Eğer adınız “Bu milletin…. koyacağız” sözüyle maruf Mehmet Cengiz ise her yol, her kapı size açık; milletin vergileri de harcamanıza amadedir. 1081 km mesafedeki iki yatırımı birbiriyle ilişkiliymiş gibi tek kararnamede göstertip aklımızla alay eden o parantezi açtırıp vergilerimizden yüz milyonlarca lira teşvik alabilirsiniz.

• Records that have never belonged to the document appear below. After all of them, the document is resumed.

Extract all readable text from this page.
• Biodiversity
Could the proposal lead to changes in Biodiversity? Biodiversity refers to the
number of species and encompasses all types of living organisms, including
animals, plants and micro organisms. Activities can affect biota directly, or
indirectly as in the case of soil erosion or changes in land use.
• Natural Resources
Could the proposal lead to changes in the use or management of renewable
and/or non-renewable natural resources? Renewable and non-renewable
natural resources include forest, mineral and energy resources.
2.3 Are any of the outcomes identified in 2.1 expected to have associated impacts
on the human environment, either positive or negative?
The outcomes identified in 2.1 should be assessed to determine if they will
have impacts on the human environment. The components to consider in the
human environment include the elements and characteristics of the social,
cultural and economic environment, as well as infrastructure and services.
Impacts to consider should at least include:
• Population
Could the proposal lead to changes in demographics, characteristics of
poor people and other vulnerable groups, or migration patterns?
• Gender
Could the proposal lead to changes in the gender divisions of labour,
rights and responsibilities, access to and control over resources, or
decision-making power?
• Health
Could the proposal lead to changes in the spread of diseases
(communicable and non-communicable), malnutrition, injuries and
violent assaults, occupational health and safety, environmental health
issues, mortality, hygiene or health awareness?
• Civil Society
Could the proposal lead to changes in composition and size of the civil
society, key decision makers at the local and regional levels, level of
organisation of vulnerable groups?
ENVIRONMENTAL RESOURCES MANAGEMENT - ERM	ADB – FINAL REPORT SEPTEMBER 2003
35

Dünkü Resmi Gazete’de yayımlanan 2017/10082 No’lu kararname, rejimi çoktan değişmiş Türkiye’de bir başka dönüm noktasına işaret ediyor. Hileli referandumun haftasında yayımlanan kararname, paylaşım modelinin değiştiğini de haber veriyor. Niye böyle olduğunu belirtmeden önce kararnameyi açalım biraz.

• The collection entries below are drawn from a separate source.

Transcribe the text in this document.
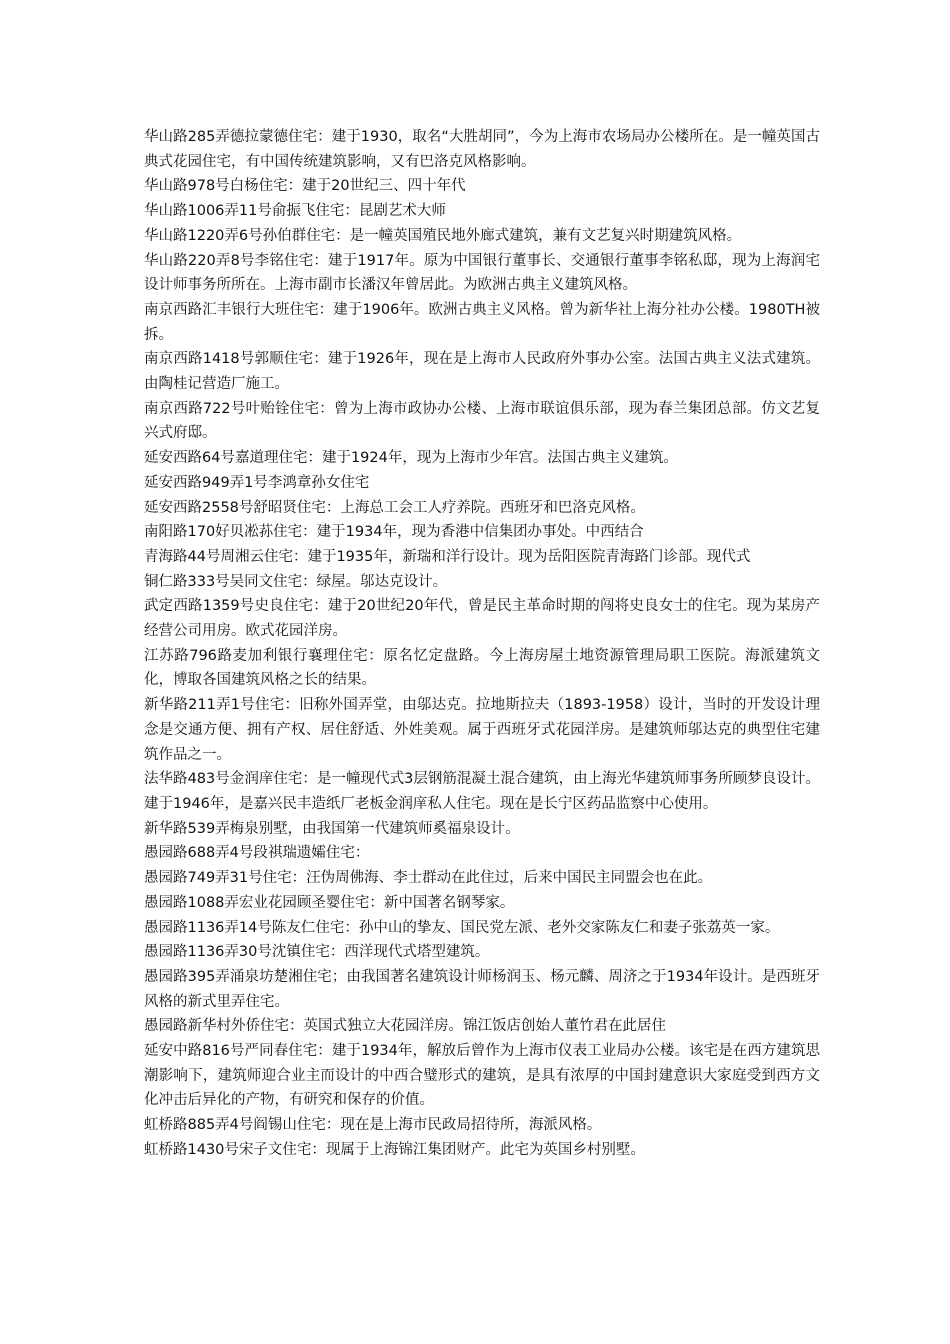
华山路285弄德拉蒙德住宅：建于1930，取名“大胜胡同”，今为上海市农场局办公楼所在。是一幢英国古典式花园住宅，有中国传统建筑影响，又有巴洛克风格影响。

华山路978号白杨住宅：建于20世纪三、四十年代

华山路1006弄11号俞振飞住宅：昆剧艺术大师

华山路1220弄6号孙伯群住宅：是一幢英国殖民地外廊式建筑，兼有文艺复兴时期建筑风格。

华山路220弄8号李铭住宅：建于1917年。原为中国银行董事长、交通银行董事李铭私邸，现为上海润宅设计师事务所所在。上海市副市长潘汉年曾居此。为欧洲古典主义建筑风格。

南京西路汇丰银行大班住宅：建于1906年。欧洲古典主义风格。曾为新华社上海分社办公楼。1980TH被拆。

南京西路1418号郭顺住宅：建于1926年，现在是上海市人民政府外事办公室。法国古典主义法式建筑。由陶桂记营造厂施工。

南京西路722号叶贻铨住宅：曾为上海市政协办公楼、上海市联谊俱乐部，现为春兰集团总部。仿文艺复兴式府邸。

延安西路64号嘉道理住宅：建于1924年，现为上海市少年宫。法国古典主义建筑。

延安西路949弄1号李鸿章孙女住宅

延安西路2558号舒昭贤住宅：上海总工会工人疗养院。西班牙和巴洛克风格。

南阳路170好贝凇荪住宅：建于1934年，现为香港中信集团办事处。中西结合

青海路44号周湘云住宅：建于1935年，新瑞和洋行设计。现为岳阳医院青海路门诊部。现代式

铜仁路333号吴同文住宅：绿屋。邬达克设计。

武定西路1359号史良住宅：建于20世纪20年代，曾是民主革命时期的闯将史良女士的住宅。现为某房产经营公司用房。欧式花园洋房。

江苏路796路麦加利银行襄理住宅：原名忆定盘路。今上海房屋土地资源管理局职工医院。海派建筑文化，博取各国建筑风格之长的结果。

新华路211弄1号住宅：旧称外国弄堂，由邬达克。拉地斯拉夫（1893-1958）设计，当时的开发设计理念是交通方便、拥有产权、居住舒适、外姓美观。属于西班牙式花园洋房。是建筑师邬达克的典型住宅建筑作品之一。

法华路483号金润庠住宅：是一幢现代式3层钢筋混凝土混合建筑，由上海光华建筑师事务所顾梦良设计。建于1946年，是嘉兴民丰造纸厂老板金润庠私人住宅。现在是长宁区药品监察中心使用。

新华路539弄梅泉别墅，由我国第一代建筑师奚福泉设计。

愚园路688弄4号段祺瑞遗孀住宅：

愚园路749弄31号住宅：汪伪周佛海、李士群动在此住过，后来中国民主同盟会也在此。

愚园路1088弄宏业花园顾圣婴住宅：新中国著名钢琴家。

愚园路1136弄14号陈友仁住宅：孙中山的挚友、国民党左派、老外交家陈友仁和妻子张荔英一家。

愚园路1136弄30号沈镇住宅：西洋现代式塔型建筑。

愚园路395弄涌泉坊楚湘住宅；由我国著名建筑设计师杨润玉、杨元麟、周济之于1934年设计。是西班牙风格的新式里弄住宅。

愚园路新华村外侨住宅：英国式独立大花园洋房。锦江饭店创始人董竹君在此居住

延安中路816号严同春住宅：建于1934年，解放后曾作为上海市仪表工业局办公楼。该宅是在西方建筑思潮影响下，建筑师迎合业主而设计的中西合璧形式的建筑，是具有浓厚的中国封建意识大家庭受到西方文化冲击后异化的产物，有研究和保存的价值。

虹桥路885弄4号阎锡山住宅：现在是上海市民政局招待所，海派风格。

虹桥路1430号宋子文住宅：现属于上海锦江集团财产。此宅为英国乡村别墅。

Cumhurbaşkanı Erdoğan ile Bakanlar Kurulu’nun imzalarını taşıyan kararname, Eti Bakır A.Ş için. Mehmet Cengiz’in yıllar önce ihaleyle aldığı Eti Bakır, Mazıdağı’nda metal geri kazanım ve entegre gübre tesisi kuracak. Devletin bizim vergilerimizden ödeyeceği teşvik ve destekler sıralanmadan önce yazının başında vurguladığım o zekâ dolu parantez açılmış: (Tesis için İnebolu Limanı, Samsun Limanı, Dilaver Barajı su hattı ve doğalgaz boru hattında yapılması gerekli olan yatırımlar dahil.) Yatırımın tutarı 2 milyar 884 milyon TL. Devletin Cengiz’e vereceği yardımlar: Gümrük vergisi muafiyeti, KDV istisnası, KDV iadesi, yüzde 100 kurumlar vergisi indirimi, azami tutar olmadan 10 yıl boyunca sigorta primi desteği ve 250 milyon TL’yi aşmamak üzere kredi kullanım tarihinden itibaren 10 yıl faiz desteği. (Yani Cengiz, bu yatırım için bankalardan kullanacağı işletme kredisinin faizinin 250 milyon TL’sini Ekonomi Bakanlığı bütçesinden karşılanmak üzere devletten alabilecek.)
Kararnamenin geçerli olacağı tarih ayrı bir şenlik! 26 Kasım 2016 tarihinden itibaren geçerli olacağı maddeye konulmuş. O tarihten bu tarafa yapılmış harcamaların kapsama alınma sözü verildiği anlaşılıyor. Konuyu araştırırken öğrendiğim bir bilgi de kararnamenin hazırlık sürecinin, biraz tartışmalı geçtiği. Fakat belli ki bu dert edilmemiş. Zira referandum arifesinde “evet” çıkacağına kesin gözüyle bakılıyormuş. Belli ki, referandumun bir sonucu olarak TBMM üzerinden denetim ve hesap sorma mekanizmalarının bitirilmesi, paylaşımı kökünden sarsacak bu tür kararnamelerin çoğalmasına da hizmet edecek. Hasılı, Ekonomi Bakanlığı bütçesinden Cengiz’e aktarılacak 250 milyon TL, Maliye’nin vazgeçeği yüz milyonlarca TL’lik vergiler üzerine soğuk sular içebiliriz.”